The Herald Bulletin

Morning Update

Faith

October 4, 2013

Verna Davis: Don't choose silence over the truth

Once upon a time, in a little church in the vale, there was a typical little boy and his younger sister. When his mother wasn't looking, he would pull his sister's hair, pinch her in the arm, and punch her in the ribs. When she cried, she was scolded her for whining. When the mother stopped looking, the brother would begin the process all over again.

However, as the minister's wife in that little church in the vale, and a good friend of the mother of this particular brother/sister pair, I had been a witness to this brother's bullying for quite a while.

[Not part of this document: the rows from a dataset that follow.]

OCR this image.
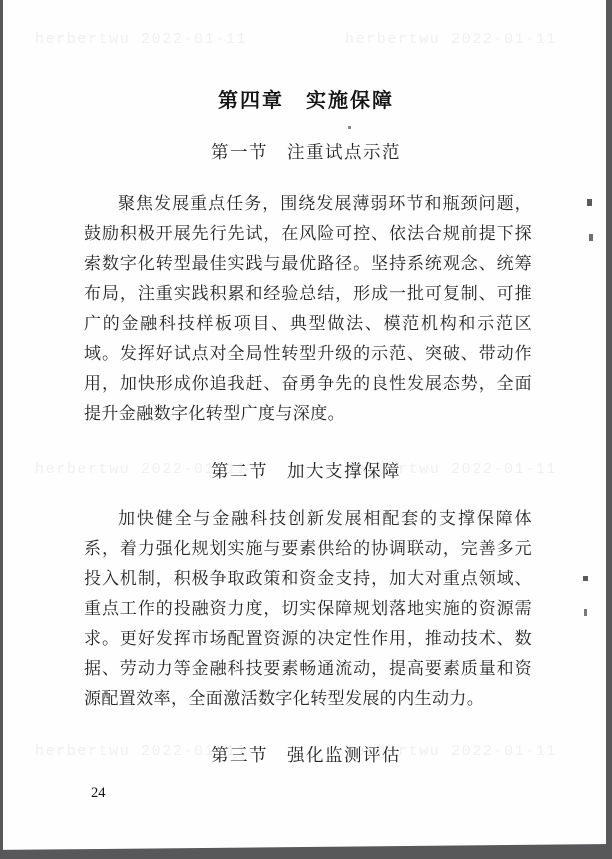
herbertwu 2022-01-11	herbertwu 2022-01-11
herbertwu 2022-01-11	herbertwu 2022-01-11
herbertwu 2022-01-11	herbertwu 2022-01-11
第四章　实施保障
第一节　注重试点示范
聚焦发展重点任务，围绕发展薄弱环节和瓶颈问题，鼓励积极开展先行先试，在风险可控、依法合规前提下探索数字化转型最佳实践与最优路径。坚持系统观念、统筹布局，注重实践积累和经验总结，形成一批可复制、可推广的金融科技样板项目、典型做法、模范机构和示范区域。发挥好试点对全局性转型升级的示范、突破、带动作用，加快形成你追我赶、奋勇争先的良性发展态势，全面提升金融数字化转型广度与深度。
第二节　加大支撑保障
加快健全与金融科技创新发展相配套的支撑保障体系，着力强化规划实施与要素供给的协调联动，完善多元投入机制，积极争取政策和资金支持，加大对重点领域、重点工作的投融资力度，切实保障规划落地实施的资源需求。更好发挥市场配置资源的决定性作用，推动技术、数据、劳动力等金融科技要素畅通流动，提高要素质量和资源配置效率，全面激活数字化转型发展的内生动力。
第三节　强化监测评估
24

Then, after a particularly harsh hair tug, sister had had enough. With all her strength, she doubled her little fist and socked her brother in the jaw. He screamed his pain and she smiled her satisfaction. Mom immediately began scolding the sister for hitting brother. Now sister was the one crying and brother began smiling.

That's when I knew, no matter what the consequences, I had to tell my friend the truth: Her son was not as innocent as he appeared. I knew brother would resent me, but sister would forever after look at me as her personal angel/hero. I also knew that mom might not look favorably on my interference. But the urge to tell the truth was so strong, I could not keep silent.

After I explained what I had seen countless times, she looked at her son and said, "Is this true?" Caught red-handed, he glared at me and nodded. Mom turned to her daughter and asked how long brother had been doing this. She said, "How long has he been my brother?"

Now, nearly 20 years later, we all still laugh at the situation, and thankfully, we are still great friends. (I believe, however, that sister still thinks I saved her from a childhood of brotherly bullying.)